Car Advice

How to: Changing wheels on your 4×4… what you need to know

If you want to spruce up your rig with a new set of wheels there are a few important technical requirements and legalities you need to be aware of. 

THERE ARE several reasons you might want to fit a new set of wheels to your 4×4. The obvious one is aesthetics, and there’s no denying a set of shiny new wheels can instantly transform the look of your vehicle giving it more on- and off-road cred.

There are also more practical reasons, such as upgrading from a set of old steel split-rims to one-piece wheels that will accept tubeless tyres, or fitting a set of wheels that will accept a specific tyre size. Some four-wheel drivers will also upgrade their wheels and tyres to match their trailer, while others will have a set of standard rims for on-road duties and a set of aftermarket rims fitted with mud-terrain tyres for off-road driving.

No matter the reason for upgrading to a set of aftermarket wheels, there are several things to take into account when deciding on what rims are best for your rig. After all, you don’t want your vehicle to be unsafe, or to fall foul of the law or your insurance company.

Steel or Alloy

Even before you’ve started to browse online wheel catalogues, chances are you’ve already decided whether you’re going to fit steel or alloy wheels to your vehicle. This decision may have been primarily about aesthetics, or it may have been a purely practical one.

Other than their shiny, flash appearance, the obvious advantage of alloy wheels is they’re lighter than steel wheels. This not only makes them easier to handle when you have to perform a tyre change, but also reduces your vehicle’s unsprung weight, which can benefit ride, handling, on-road performance, braking and fuel economy.

Although alloy wheels are very strong, they are also very hard, and if they cop a big hit off-road they can crack. And unfortunately, a cracked alloy wheel can’t be repaired, rendering it useless.

Steel wheels are better suited to off-road driving; they are tough and if they cop a hit off-road and are bent out of shape, they can usually be bashed back into round with a hammer, without affecting strength to a great degree.

On the downside, steel wheels are heavier than their alloy counterparts and they’re not as aesthetically pleasing to some, with only basic designs available. But if you intend to do a lot of off-road driving, particularly in remote areas, then steel is the best option.

Stud pattern and offset

For an aftermarket wheel to fit properly to your vehicle it must have the correct stud pattern or PCD (pitch circle diameter).

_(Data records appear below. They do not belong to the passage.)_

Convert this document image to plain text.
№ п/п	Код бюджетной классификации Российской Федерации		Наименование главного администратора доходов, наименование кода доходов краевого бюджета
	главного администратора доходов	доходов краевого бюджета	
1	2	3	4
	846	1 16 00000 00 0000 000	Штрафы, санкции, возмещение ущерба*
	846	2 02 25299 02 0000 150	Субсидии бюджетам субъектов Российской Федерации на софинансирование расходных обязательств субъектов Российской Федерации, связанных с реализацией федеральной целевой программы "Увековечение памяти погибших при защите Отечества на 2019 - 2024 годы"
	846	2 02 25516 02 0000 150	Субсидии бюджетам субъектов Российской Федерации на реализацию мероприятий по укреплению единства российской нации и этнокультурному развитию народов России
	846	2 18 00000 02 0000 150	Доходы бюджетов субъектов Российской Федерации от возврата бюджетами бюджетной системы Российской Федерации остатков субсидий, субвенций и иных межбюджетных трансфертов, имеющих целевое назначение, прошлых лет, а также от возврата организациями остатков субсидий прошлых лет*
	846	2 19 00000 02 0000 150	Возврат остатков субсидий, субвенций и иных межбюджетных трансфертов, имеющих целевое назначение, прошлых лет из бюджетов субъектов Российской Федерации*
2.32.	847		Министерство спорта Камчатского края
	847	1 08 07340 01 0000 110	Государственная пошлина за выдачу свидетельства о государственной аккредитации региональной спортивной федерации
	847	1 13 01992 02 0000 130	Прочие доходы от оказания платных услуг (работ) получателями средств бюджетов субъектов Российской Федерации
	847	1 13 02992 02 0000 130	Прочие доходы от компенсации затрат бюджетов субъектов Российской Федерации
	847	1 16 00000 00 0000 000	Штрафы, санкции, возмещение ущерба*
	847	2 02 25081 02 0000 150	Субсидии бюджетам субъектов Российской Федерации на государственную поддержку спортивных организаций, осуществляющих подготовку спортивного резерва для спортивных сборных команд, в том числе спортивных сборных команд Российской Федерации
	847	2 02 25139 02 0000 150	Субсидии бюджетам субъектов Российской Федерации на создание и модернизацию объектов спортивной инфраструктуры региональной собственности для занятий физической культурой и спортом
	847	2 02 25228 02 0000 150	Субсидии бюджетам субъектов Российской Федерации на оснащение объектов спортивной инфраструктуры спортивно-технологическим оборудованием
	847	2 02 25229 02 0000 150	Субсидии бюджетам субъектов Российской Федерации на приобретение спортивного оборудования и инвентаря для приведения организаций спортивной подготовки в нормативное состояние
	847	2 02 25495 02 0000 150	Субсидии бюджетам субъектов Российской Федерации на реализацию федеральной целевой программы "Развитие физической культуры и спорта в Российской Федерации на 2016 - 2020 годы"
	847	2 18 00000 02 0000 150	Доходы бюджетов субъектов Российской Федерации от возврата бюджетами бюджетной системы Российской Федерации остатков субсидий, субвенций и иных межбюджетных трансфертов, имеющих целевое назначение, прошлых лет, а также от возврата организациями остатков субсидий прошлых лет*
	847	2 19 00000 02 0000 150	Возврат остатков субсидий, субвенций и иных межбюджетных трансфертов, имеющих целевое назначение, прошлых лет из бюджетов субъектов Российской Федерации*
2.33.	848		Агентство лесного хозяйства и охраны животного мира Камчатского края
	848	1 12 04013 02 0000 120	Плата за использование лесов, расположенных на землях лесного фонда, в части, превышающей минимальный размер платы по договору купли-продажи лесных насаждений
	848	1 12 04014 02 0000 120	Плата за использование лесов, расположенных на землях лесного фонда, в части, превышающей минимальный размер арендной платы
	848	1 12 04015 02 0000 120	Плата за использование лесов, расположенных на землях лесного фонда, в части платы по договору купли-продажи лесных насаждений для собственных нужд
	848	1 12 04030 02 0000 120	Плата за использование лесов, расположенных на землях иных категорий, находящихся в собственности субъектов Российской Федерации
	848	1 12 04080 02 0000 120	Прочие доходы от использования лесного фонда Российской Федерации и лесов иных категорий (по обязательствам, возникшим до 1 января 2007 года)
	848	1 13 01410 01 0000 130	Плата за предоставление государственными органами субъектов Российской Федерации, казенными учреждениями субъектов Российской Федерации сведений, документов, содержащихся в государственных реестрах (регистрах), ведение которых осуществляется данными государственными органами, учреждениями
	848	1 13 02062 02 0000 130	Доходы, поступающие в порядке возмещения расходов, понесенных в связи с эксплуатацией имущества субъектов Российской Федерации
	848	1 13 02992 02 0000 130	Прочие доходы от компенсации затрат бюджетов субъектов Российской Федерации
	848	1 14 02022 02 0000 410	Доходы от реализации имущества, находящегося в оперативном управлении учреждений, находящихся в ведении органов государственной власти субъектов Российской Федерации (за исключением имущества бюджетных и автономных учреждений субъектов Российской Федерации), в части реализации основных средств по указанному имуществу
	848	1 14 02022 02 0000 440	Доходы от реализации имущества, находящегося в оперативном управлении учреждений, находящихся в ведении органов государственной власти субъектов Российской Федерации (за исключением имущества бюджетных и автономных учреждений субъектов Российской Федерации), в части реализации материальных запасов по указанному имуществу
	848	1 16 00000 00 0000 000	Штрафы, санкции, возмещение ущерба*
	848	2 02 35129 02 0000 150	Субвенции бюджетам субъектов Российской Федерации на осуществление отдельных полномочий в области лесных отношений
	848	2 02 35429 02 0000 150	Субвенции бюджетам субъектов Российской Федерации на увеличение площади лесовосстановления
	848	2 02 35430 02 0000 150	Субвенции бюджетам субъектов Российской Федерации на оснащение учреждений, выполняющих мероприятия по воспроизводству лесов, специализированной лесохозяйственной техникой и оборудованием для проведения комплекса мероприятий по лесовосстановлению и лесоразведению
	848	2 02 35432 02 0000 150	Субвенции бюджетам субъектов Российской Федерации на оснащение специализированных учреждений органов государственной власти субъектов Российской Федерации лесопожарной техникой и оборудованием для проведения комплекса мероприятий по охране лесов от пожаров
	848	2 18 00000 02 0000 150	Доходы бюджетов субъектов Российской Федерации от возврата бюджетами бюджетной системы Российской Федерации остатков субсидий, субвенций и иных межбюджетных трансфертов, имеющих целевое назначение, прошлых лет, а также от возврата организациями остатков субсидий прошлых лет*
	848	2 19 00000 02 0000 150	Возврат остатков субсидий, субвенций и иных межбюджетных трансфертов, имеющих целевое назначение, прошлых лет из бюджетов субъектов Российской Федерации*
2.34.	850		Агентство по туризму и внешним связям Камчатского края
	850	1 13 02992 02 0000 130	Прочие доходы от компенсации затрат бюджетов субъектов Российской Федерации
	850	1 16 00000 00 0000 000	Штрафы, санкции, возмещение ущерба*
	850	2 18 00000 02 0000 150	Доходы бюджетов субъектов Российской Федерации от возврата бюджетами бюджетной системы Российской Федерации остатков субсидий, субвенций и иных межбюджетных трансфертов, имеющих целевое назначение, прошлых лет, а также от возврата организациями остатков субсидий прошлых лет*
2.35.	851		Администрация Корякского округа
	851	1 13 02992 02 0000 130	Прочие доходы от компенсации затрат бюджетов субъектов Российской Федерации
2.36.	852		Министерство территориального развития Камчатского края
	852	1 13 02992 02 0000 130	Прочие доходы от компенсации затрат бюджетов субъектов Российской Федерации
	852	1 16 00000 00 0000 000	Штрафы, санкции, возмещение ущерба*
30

In the case of many 4x4s the PCD will be listed as 5×15, 6×114.3 or 6/139.7. The latter, for example, is the PCD of a six-stud Toyota HiLux; the ‘6’ refers to the six studs and the 139.7 refers to the PCD in millimetres, which is basically the diameter of an imaginary circle drawn through the centre of the wheel’s bolt holes.

The wheel offset is also an important consideration. The offset is the distance from the wheel’s hub-mounting surface to the centreline of the wheel. A wheel with zero offset means that the hub-mounting surface is even with the centreline. A wheel with positive offset has the mounting surface closest to the outside face of the wheel, and a wheel with negative offset has the mounting surface closest to the inside of the wheel.

If your vehicle’s standard wheels have zero offset, for example, and your new aftermarket wheels have negative offset, the new wheels will increase the vehicle’s track. If the track is increased in this way by more than 25mm it may increase the loads and stresses on the vehicle’s axle and other components, as well as affect handling and potentially cause the wheels to interfere with the vehicle’s bodywork. For this reason, a track increase of more than 25mm due to a wheel offset change is not legal in most states.

It should also be noted that the use of spacers between the vehicle’s hub and the wheel’s mounting surface to overcome offset discrepancies is not legal unless the vehicle manufacturer specifies them as original equipment.

Wheel size

The laws pertaining to allowable wheel sizes vary around Australia, so you should check what is legal with your relevant state registration authority.

Most state road authorities don’t allow the fitment of wheel and tyre combinations much bigger or smaller than the vehicle’s original equipment set-up. In NSW, for example, you’re not allowed to fit tyres that are more than 26mm wider than the largest optional wheel recommended by the vehicle manufacturer, and the overall rolling diameter must be no more than 15mm over the largest wheel and tyre combination specified for that vehicle, nor 15mm smaller than the smallest wheel and tyre combination fitted to that vehicle. And, as mentioned, the fitment of aftermarket wheels must not result in an increase to wheel track of more than 25mm. Wheel and tyre combinations that exceed these guidelines require the vehicle owner to source an engineering certificate.

 

There are a lot of rules and regulations pertaining to the fitment of aftermarket wheels and tyres, but fortunately there are also a lot of experts out there who can help.

Most reputable wheel and tyre outlets, along with most four-wheel drive specialist outlets, will be able to point you in the right direction when it comes to fitting a new set of rims. The latter will not only be able to help with legalities, but also offer advice on what wheels and tyres will best suit your needs depending on your vehicle and the type of driving you subject it to.